Tiroid bezesindeki sınırları belli oluşumlara (şişliklere) nodül denir. Tiroid nodülleri sanıldığından çok yaygındır; Batı ülkelerinde erişkin toplumun yaklaşık %40-50'sinde nodül olduğu bilinmektedir. Tiroid'de nodül olup olmadığı, ölçüleri ve içeriği en iyi ultrasonografi ile yapılmaktadır. Tiroid ultrasonografisi deneyimli hekimlerce yapıldığında çok değerli bilgiler verir.

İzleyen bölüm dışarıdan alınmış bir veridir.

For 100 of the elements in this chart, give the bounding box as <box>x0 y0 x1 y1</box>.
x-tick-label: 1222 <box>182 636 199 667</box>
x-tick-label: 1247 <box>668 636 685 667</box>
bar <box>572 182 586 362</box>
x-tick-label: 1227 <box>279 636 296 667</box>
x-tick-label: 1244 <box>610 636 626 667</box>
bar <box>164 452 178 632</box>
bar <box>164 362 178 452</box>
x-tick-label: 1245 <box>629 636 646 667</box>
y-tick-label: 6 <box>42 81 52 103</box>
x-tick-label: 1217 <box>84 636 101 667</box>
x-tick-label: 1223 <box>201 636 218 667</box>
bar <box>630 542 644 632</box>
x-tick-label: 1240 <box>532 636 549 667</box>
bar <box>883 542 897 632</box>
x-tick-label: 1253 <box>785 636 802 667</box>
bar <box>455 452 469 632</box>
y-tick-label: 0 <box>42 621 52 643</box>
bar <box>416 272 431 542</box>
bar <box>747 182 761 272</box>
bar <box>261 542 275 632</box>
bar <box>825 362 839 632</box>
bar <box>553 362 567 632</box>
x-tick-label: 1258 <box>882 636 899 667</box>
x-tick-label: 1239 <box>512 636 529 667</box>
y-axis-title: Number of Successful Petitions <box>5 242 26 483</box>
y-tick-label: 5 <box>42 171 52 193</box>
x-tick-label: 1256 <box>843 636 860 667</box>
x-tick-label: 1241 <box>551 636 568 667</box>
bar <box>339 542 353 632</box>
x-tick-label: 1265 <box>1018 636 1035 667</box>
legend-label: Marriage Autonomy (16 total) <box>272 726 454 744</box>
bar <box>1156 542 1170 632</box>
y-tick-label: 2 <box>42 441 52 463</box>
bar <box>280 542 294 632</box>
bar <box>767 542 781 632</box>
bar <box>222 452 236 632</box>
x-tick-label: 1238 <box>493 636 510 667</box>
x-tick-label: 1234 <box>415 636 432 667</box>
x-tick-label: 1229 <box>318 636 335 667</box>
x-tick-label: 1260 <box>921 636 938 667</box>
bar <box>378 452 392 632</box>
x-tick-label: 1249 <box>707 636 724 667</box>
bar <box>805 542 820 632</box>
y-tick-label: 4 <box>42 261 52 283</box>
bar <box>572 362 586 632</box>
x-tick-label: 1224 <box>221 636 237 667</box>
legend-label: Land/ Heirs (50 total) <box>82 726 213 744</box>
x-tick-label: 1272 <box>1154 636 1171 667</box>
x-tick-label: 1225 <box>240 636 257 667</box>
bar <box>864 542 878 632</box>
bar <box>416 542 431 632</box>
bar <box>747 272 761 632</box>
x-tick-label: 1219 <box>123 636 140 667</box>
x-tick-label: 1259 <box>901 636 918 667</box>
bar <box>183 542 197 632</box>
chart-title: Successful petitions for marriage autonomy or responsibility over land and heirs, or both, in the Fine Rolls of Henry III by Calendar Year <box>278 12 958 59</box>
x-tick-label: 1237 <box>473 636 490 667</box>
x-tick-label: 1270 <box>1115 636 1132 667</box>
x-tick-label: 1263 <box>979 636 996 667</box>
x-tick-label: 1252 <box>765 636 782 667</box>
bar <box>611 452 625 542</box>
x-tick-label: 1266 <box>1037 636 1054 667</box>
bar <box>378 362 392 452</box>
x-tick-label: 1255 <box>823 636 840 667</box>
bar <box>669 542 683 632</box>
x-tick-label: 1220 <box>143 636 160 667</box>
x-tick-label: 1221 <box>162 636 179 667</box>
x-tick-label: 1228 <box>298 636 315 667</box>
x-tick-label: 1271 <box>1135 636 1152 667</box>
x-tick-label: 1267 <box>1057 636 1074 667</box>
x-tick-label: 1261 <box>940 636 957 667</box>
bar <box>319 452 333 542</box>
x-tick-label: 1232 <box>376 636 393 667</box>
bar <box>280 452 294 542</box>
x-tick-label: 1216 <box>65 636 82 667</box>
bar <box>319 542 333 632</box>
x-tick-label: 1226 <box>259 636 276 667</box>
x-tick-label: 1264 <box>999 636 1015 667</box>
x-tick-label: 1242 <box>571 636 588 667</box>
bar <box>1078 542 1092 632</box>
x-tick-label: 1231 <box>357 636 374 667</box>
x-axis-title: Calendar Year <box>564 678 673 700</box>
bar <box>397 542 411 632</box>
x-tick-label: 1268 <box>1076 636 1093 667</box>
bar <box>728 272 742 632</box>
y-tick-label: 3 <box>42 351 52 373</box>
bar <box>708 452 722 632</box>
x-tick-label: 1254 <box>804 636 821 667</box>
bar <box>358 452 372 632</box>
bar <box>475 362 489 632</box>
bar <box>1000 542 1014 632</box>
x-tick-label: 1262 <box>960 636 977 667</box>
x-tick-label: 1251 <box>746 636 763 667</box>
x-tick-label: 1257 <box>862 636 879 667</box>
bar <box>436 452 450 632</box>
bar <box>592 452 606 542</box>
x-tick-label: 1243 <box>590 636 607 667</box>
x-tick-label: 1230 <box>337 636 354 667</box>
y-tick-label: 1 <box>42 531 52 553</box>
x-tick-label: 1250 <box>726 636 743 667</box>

Nodüller de katı, yarı katı ve sıvı içerikli olmasına göre üçe yarılır. Nodüllerin sınırları çoğunlukla net olarak sağlam tiroid dokusundan ayrılabilir; ancak bazı nodüllerin sınırlarını ayırt etmek güç olabilir.  Nodül her zaman elle muayene ile ve dışarıdan farkedilemeyebilir. Ancak, zayıf hastalarda, tecrübeli bir hekim, 1 cm'den daha küçük nodülleri bile tespit edebilir. Zehirli guatr ve Hashimato hastalığında (Hashimato tiroiditi'nde) ultrasonografik incelemede yalancı nodüller (psöydonodülller) görülebilir. Bu yalancı nodüller tedavi ile kısmen düzelebilir.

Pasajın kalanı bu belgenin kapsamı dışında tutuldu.